Every other page spread on the book contains short text about a child wanting to drive trains like his father (or mother in one case!) and a gorgeous illustration of a train. If you look carefully, you'll see that every scene is shown from the exact same vantage point, with the same mountains in the background. Not only do the trains change, but so do the stations, the tracks, and the buildings around them. The illustration style is lush, and every one of these images features a different cat somewhere in the scene. My son loves to search for them.
The alternating page spreads contain extended text and additional images about the era of train history depicted on the previous page. I have read many, many books on trains because my son gobbles up anything we can find on them, and yet I learned many new things from this book.

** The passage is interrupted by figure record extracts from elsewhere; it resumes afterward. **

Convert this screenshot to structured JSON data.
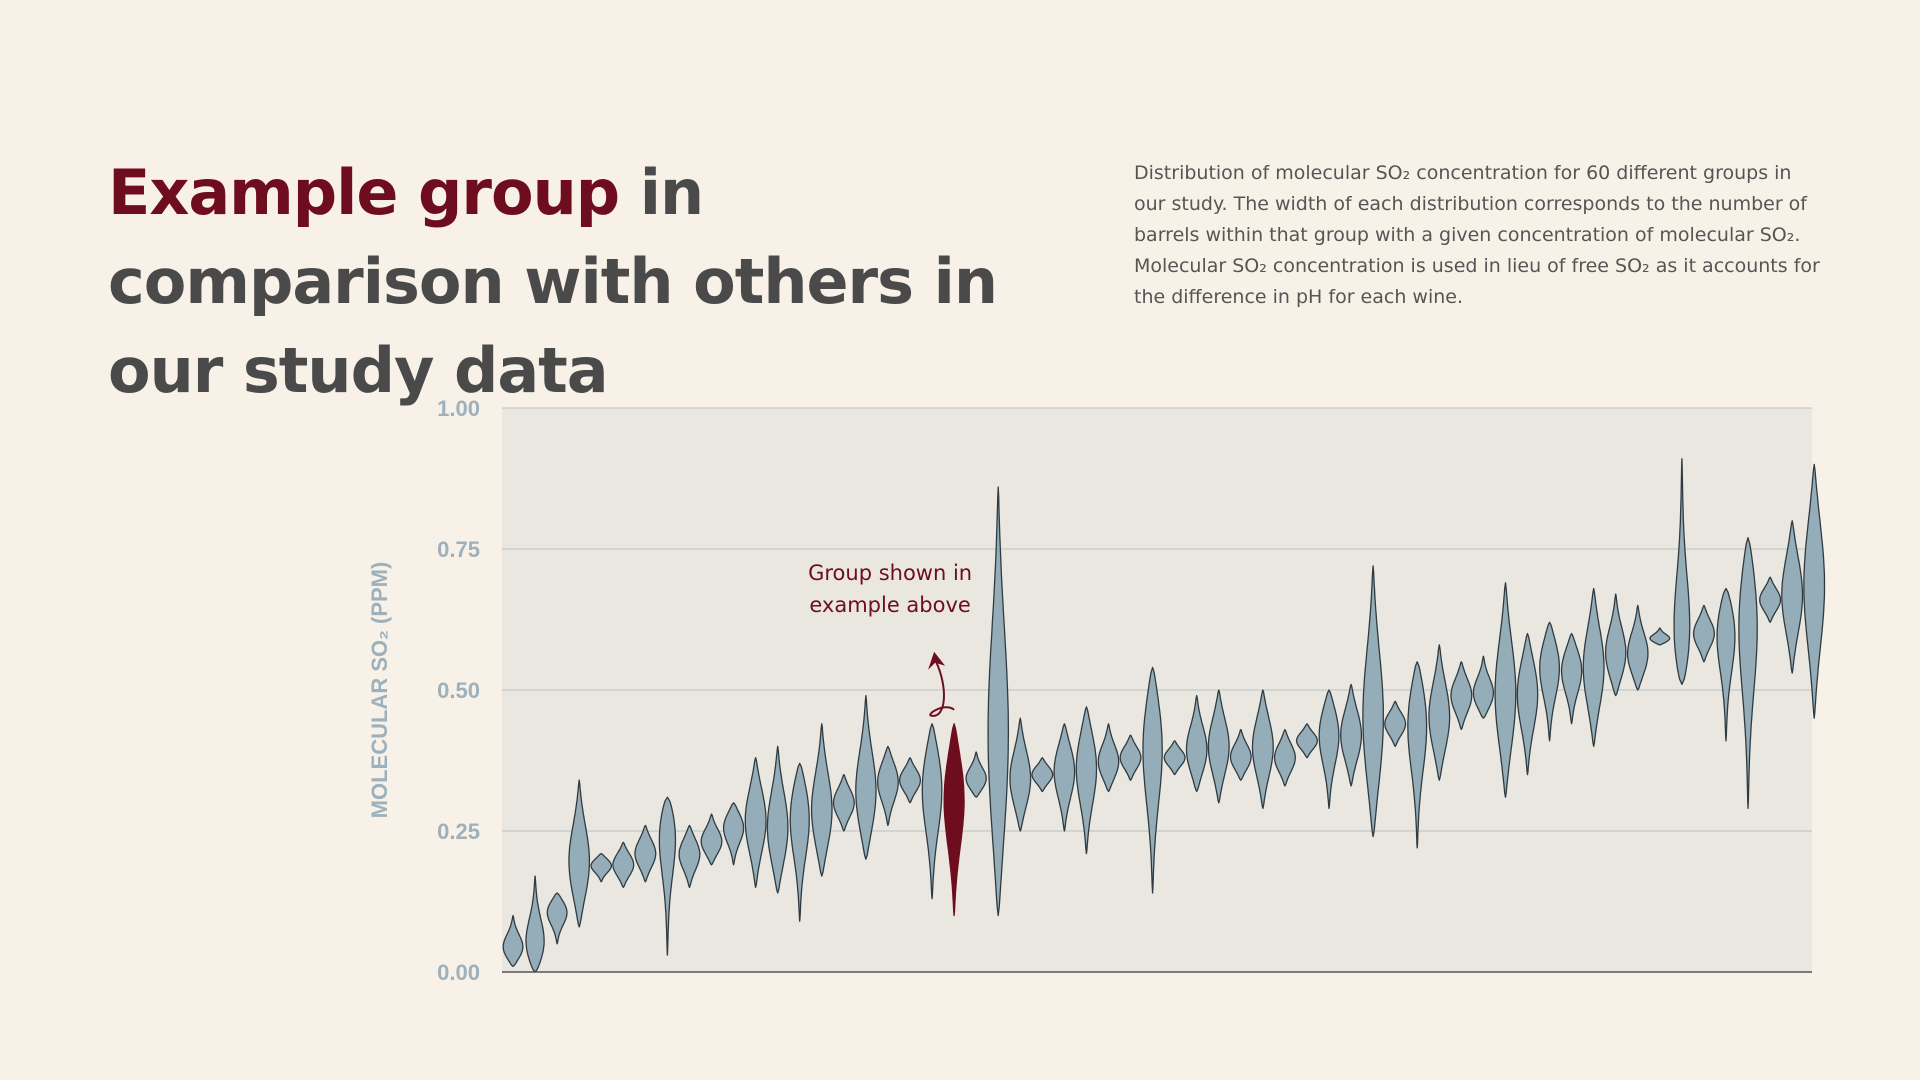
{
  "heading": {
    "highlight": "Example group",
    "rest": " in comparison with others in our study data"
  },
  "description": "Distribution of molecular SO₂ concentration for 60 different groups in our study. The width of each distribution corresponds to the number of barrels within that group with a given concentration of molecular SO₂. Molecular SO₂ concentration is used in lieu of free SO₂ as it accounts for the difference in pH for each wine.",
  "colors": {
    "background": "#f8f1e8",
    "plot_background": "#eae7e1",
    "violin_fill": "#95adb9",
    "highlight": "#6e0d1e",
    "axis_label": "#9cb1bc",
    "title_text": "#4a4a4a"
  },
  "chart_data": {
    "type": "violin",
    "ylabel": "MOLECULAR SO₂ (PPM)",
    "ylim": [
      0,
      1
    ],
    "yticks": [
      "0.00",
      "0.25",
      "0.50",
      "0.75",
      "1.00"
    ],
    "ytick_values": [
      0,
      0.25,
      0.5,
      0.75,
      1.0
    ],
    "grid": true,
    "group_count": 60,
    "highlight_index": 20,
    "annotation": {
      "lines": [
        "Group shown in",
        "example above"
      ],
      "target_index": 20
    },
    "groups": [
      {
        "min": 0.01,
        "max": 0.1,
        "median": 0.04
      },
      {
        "min": 0.0,
        "max": 0.17,
        "median": 0.04
      },
      {
        "min": 0.05,
        "max": 0.14,
        "median": 0.11
      },
      {
        "min": 0.08,
        "max": 0.34,
        "median": 0.19
      },
      {
        "min": 0.16,
        "max": 0.21,
        "median": 0.19
      },
      {
        "min": 0.15,
        "max": 0.23,
        "median": 0.19
      },
      {
        "min": 0.16,
        "max": 0.26,
        "median": 0.21
      },
      {
        "min": 0.03,
        "max": 0.31,
        "median": 0.27
      },
      {
        "min": 0.15,
        "max": 0.26,
        "median": 0.21
      },
      {
        "min": 0.19,
        "max": 0.28,
        "median": 0.23
      },
      {
        "min": 0.19,
        "max": 0.3,
        "median": 0.26
      },
      {
        "min": 0.15,
        "max": 0.38,
        "median": 0.27
      },
      {
        "min": 0.14,
        "max": 0.4,
        "median": 0.25
      },
      {
        "min": 0.09,
        "max": 0.37,
        "median": 0.29
      },
      {
        "min": 0.17,
        "max": 0.44,
        "median": 0.28
      },
      {
        "min": 0.25,
        "max": 0.35,
        "median": 0.3
      },
      {
        "min": 0.2,
        "max": 0.49,
        "median": 0.31
      },
      {
        "min": 0.26,
        "max": 0.4,
        "median": 0.34
      },
      {
        "min": 0.3,
        "max": 0.38,
        "median": 0.34
      },
      {
        "min": 0.13,
        "max": 0.44,
        "median": 0.34
      },
      {
        "min": 0.1,
        "max": 0.44,
        "median": 0.32
      },
      {
        "min": 0.31,
        "max": 0.39,
        "median": 0.34
      },
      {
        "min": 0.1,
        "max": 0.86,
        "median": 0.4
      },
      {
        "min": 0.25,
        "max": 0.45,
        "median": 0.34
      },
      {
        "min": 0.32,
        "max": 0.38,
        "median": 0.35
      },
      {
        "min": 0.25,
        "max": 0.44,
        "median": 0.36
      },
      {
        "min": 0.21,
        "max": 0.47,
        "median": 0.37
      },
      {
        "min": 0.32,
        "max": 0.44,
        "median": 0.37
      },
      {
        "min": 0.34,
        "max": 0.42,
        "median": 0.38
      },
      {
        "min": 0.14,
        "max": 0.54,
        "median": 0.42
      },
      {
        "min": 0.35,
        "max": 0.41,
        "median": 0.38
      },
      {
        "min": 0.32,
        "max": 0.49,
        "median": 0.39
      },
      {
        "min": 0.3,
        "max": 0.5,
        "median": 0.4
      },
      {
        "min": 0.34,
        "max": 0.43,
        "median": 0.38
      },
      {
        "min": 0.29,
        "max": 0.5,
        "median": 0.4
      },
      {
        "min": 0.33,
        "max": 0.43,
        "median": 0.38
      },
      {
        "min": 0.38,
        "max": 0.44,
        "median": 0.41
      },
      {
        "min": 0.29,
        "max": 0.5,
        "median": 0.43
      },
      {
        "min": 0.33,
        "max": 0.51,
        "median": 0.42
      },
      {
        "min": 0.24,
        "max": 0.72,
        "median": 0.44
      },
      {
        "min": 0.4,
        "max": 0.48,
        "median": 0.44
      },
      {
        "min": 0.22,
        "max": 0.55,
        "median": 0.46
      },
      {
        "min": 0.34,
        "max": 0.58,
        "median": 0.45
      },
      {
        "min": 0.43,
        "max": 0.55,
        "median": 0.49
      },
      {
        "min": 0.45,
        "max": 0.56,
        "median": 0.49
      },
      {
        "min": 0.31,
        "max": 0.69,
        "median": 0.49
      },
      {
        "min": 0.35,
        "max": 0.6,
        "median": 0.5
      },
      {
        "min": 0.41,
        "max": 0.62,
        "median": 0.55
      },
      {
        "min": 0.44,
        "max": 0.6,
        "median": 0.54
      },
      {
        "min": 0.4,
        "max": 0.68,
        "median": 0.54
      },
      {
        "min": 0.49,
        "max": 0.67,
        "median": 0.56
      },
      {
        "min": 0.5,
        "max": 0.65,
        "median": 0.56
      },
      {
        "min": 0.58,
        "max": 0.61,
        "median": 0.59
      },
      {
        "min": 0.51,
        "max": 0.91,
        "median": 0.56
      },
      {
        "min": 0.55,
        "max": 0.65,
        "median": 0.6
      },
      {
        "min": 0.41,
        "max": 0.68,
        "median": 0.62
      },
      {
        "min": 0.29,
        "max": 0.77,
        "median": 0.65
      },
      {
        "min": 0.62,
        "max": 0.7,
        "median": 0.66
      },
      {
        "min": 0.53,
        "max": 0.8,
        "median": 0.67
      },
      {
        "min": 0.45,
        "max": 0.9,
        "median": 0.69
      }
    ]
  }
}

For instance, did you know that when multiple engines are used to pull a train, they are called a "consist"? Or that brakemen on old trains had to run along the tops of the cars to set the brakes on each one manually? The level of detail is not a whole lot greater than most other non-fiction train books for kids, but it seems to find the most unique and telling details.
I would recommend this book for any train child ages 3 and up. You won't mind reading this one over and over. For younger children, just read the text on alternating pages and the captions of the pictures on the more detailed sections.